Advisor: Costello, Leo
Allison Springer received a bachelor’s degree in Apparel Design and a master's degree in art history from the University of Alabama. During her time at Rice, Allison has served as the 2018-19 Jameson Fellow at the Bayou Bend Collection with the MFAH, the 2019-20 Art History Faculty-Graduate Student liaison, the 2017-20 Humanities representative and 2020-21 ombudsperson for the Graduate Honors Council, the 2020-21 HGSA Treasurer, the 2021-22 GSA Director of Teaching Development and 2021-22 Graduate Student Representative on the University Committee on Teaching. She currently serves as the Center for Teaching Excellence liaison for the Department of Art History and teaches a FWIS 100 course called “Learning to View and Interpret Art: Re-Evaluating Classical Art for a Modern Era.”
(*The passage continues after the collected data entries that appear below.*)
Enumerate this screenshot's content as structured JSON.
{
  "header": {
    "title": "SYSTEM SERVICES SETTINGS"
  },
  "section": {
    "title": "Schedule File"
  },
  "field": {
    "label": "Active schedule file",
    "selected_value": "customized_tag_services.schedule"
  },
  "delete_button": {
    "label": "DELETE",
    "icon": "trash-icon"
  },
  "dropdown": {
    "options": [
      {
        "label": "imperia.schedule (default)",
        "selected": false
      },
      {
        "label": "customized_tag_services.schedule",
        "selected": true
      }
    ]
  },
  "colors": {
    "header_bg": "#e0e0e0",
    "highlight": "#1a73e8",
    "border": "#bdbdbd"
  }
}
Allison’s dissertation "Race, Identity, and the French Caribbean in American Visual Culture (1780-1865)," investigates the transatlantic influence of French and French Caribbean culture on the construction of American visual culture from the mid-eighteenth century until the end of the American Civil War. In particular, she explores how American representation of women of color responds to Caribbean depictions of women of color, especially biracial women, while examining how these representations convey colonial anxieties over the increasing inability of black bodies to visually signify racial and social identities. Her current interests include nineteenth-century American and European art and the transatlantic commonalities of visual culture between them, specifically in the context of social and cultural history as it pertains to changing social ideals, technological advances, and the development of modernism.